Des accrochages ont eu lieu ce mercredi 23 mai 2018 entre des habitants de deux villages de la préfecture de Siguiri. Il s’agit des districts de Kourouda et de Möyafrah dont les habitants se disputent la paternité d’une zone minière située à leur frontière commune. L’incident n’a pas fait de morts ni de blessés, mais plusieurs dégâts matériels ont été enregistrés, rapporte le correspondant de Guineematin.com à Siguiri.

Depuis plusieurs années, le district de Kourouda dans la sous-préfecture de Kintinia et celui de Möyafrah relevant de la commune urbaine de Siguiri, se disputent la paternité d’une zone minière située entre les deux localités. En raison de ce conflit, la justice de Siguiri a décidé de suspendre l’exploitation du site jusqu’à ce qu’une solution soit trouvée au problème. Malgré tout, des accrochages ont eu lieu ce mercredi 23 mai 2018 entre des habitants des deux localités. Selon le président du district de Kourouda, ce sont leurs adversaires qui ont provoqué ces accrochages.

« Depuis des années nous sommes en conflit, ce mercredi matin, l’un de nos jeunes du nom de Djémory Camara est parti voir sa machine de concassage qu’il avait laissé sur le site avant qu’il ne soit interdit d’exploitation. Comme depuis longtemps la machine ne travaille pas, il voulait vérifier son état. Mais il a trouvé des jeunes de Möyafrah qui étaient postés sur les lieux. Ce sont eux qui sont venus ligoter l’enfant pour aller l’enfermer chez eux à Möyafrah, les femmes de Möyafrah se sont levées pour demander à ce qu’on tue le petit.

J’ai appelé le président du district de Möyafrah pour négocier la libération de l’enfant, après sa libération ils se sont dirigés sur le site pour aller saccager quelques conteneurs. 6 conteneurs remplient de marchandises et une machine de concassage ont été saccagés. Comme on ne relève pas de la même commune, on a informé Kintinia qui a envoyé des gendarmes pour calmer le jeu », a expliqué Kouramoudou Doumbouya.

Une version démentie par le président des jeunes de Möyafrah que Guineematin.com a également interrogé.
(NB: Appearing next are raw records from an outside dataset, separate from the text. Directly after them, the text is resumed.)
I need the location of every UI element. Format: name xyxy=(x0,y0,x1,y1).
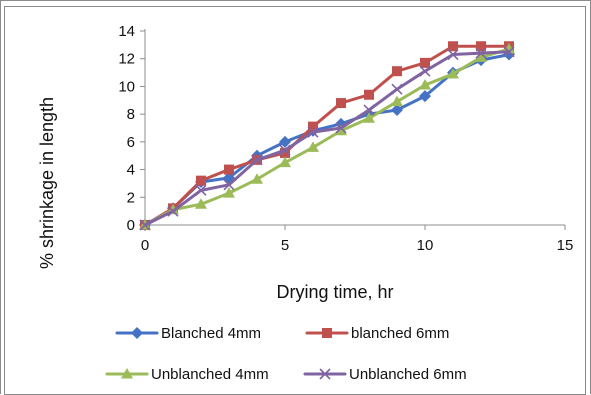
data-point xyxy=(391,83,403,95)
data-point xyxy=(419,65,431,77)
data-point xyxy=(447,67,459,79)
y-tick-label: 4 xyxy=(127,162,135,179)
legend-label: blanched 6mm xyxy=(351,325,449,342)
data-point xyxy=(280,147,290,158)
data-point xyxy=(391,95,403,107)
x-tick-label: 0 xyxy=(141,237,149,254)
legend-item: Unblanched 6mm xyxy=(303,366,467,383)
legend-item: Blanched 4mm xyxy=(115,325,261,342)
series-line xyxy=(143,50,511,227)
series-line xyxy=(143,47,511,227)
data-point xyxy=(391,103,403,116)
data-point xyxy=(307,141,319,152)
y-tick-label: 2 xyxy=(127,189,135,206)
data-point xyxy=(336,98,346,109)
legend-label: Unblanched 6mm xyxy=(349,366,467,383)
data-point xyxy=(279,156,291,168)
data-point xyxy=(447,48,459,61)
series-unblanched-4mm xyxy=(139,43,515,230)
y-tick-label: 12 xyxy=(118,51,135,68)
x-tick-label: 10 xyxy=(417,237,434,254)
data-point xyxy=(139,219,151,231)
legend-item: Unblanched 4mm xyxy=(105,366,269,383)
data-point xyxy=(475,51,487,62)
legend-marker xyxy=(322,328,332,338)
data-point xyxy=(307,126,319,138)
x-axis-title: Drying time, hr xyxy=(276,282,393,302)
data-point xyxy=(196,175,206,186)
data-point xyxy=(419,79,431,90)
data-point xyxy=(476,41,486,52)
data-point xyxy=(364,89,374,100)
legend-marker xyxy=(319,368,331,380)
data-point xyxy=(308,121,318,132)
y-tick-label: 0 xyxy=(127,217,135,234)
data-point xyxy=(279,135,291,148)
y-tick-label: 10 xyxy=(118,78,135,95)
x-tick-label: 5 xyxy=(281,237,289,254)
chart-area xyxy=(4,6,586,395)
data-point xyxy=(223,179,235,191)
data-point xyxy=(419,90,431,103)
data-point xyxy=(420,57,430,68)
data-point xyxy=(251,154,263,166)
data-point xyxy=(475,47,487,59)
legend-marker xyxy=(121,368,133,379)
data-point xyxy=(503,46,515,58)
legend-marker xyxy=(131,327,143,339)
data-point xyxy=(167,205,179,217)
data-point xyxy=(392,66,402,77)
legend-label: Blanched 4mm xyxy=(161,325,261,342)
legend-label: Unblanched 4mm xyxy=(151,366,269,383)
data-point xyxy=(335,124,347,136)
y-axis-title: % shrinkage in length xyxy=(37,97,57,269)
y-tick-label: 8 xyxy=(127,106,135,123)
data-point xyxy=(363,112,375,123)
series-unblanched-6mm xyxy=(139,46,515,231)
x-tick-label: 15 xyxy=(557,237,574,254)
data-point xyxy=(195,198,207,209)
data-point xyxy=(448,41,458,52)
data-point xyxy=(195,184,207,196)
y-tick-label: 14 xyxy=(118,23,135,40)
data-point xyxy=(223,187,235,198)
legend-item: blanched 6mm xyxy=(305,325,449,342)
data-point xyxy=(335,122,347,134)
data-point xyxy=(224,164,234,175)
data-point xyxy=(251,173,263,184)
data-point xyxy=(363,104,375,116)
y-tick-label: 6 xyxy=(127,134,135,151)
data-point xyxy=(279,144,291,156)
Même s’il reconnait l’interpellation du jeune par des habitants de sa localité, Salifou Keita estime que c’est le camp d’en face qui a agravé la situation : « Ce matin, un jeune est venu sur le site interdit, il a été interpellé par nos gardes, et après négociation, il a été libéré. Pendant son retour, ses amis sont partis créer un autre problème devant », a-t-il soutenu.

Du côté des autorités, on semble négliger ce conflit qui peine à trouver son épilogue.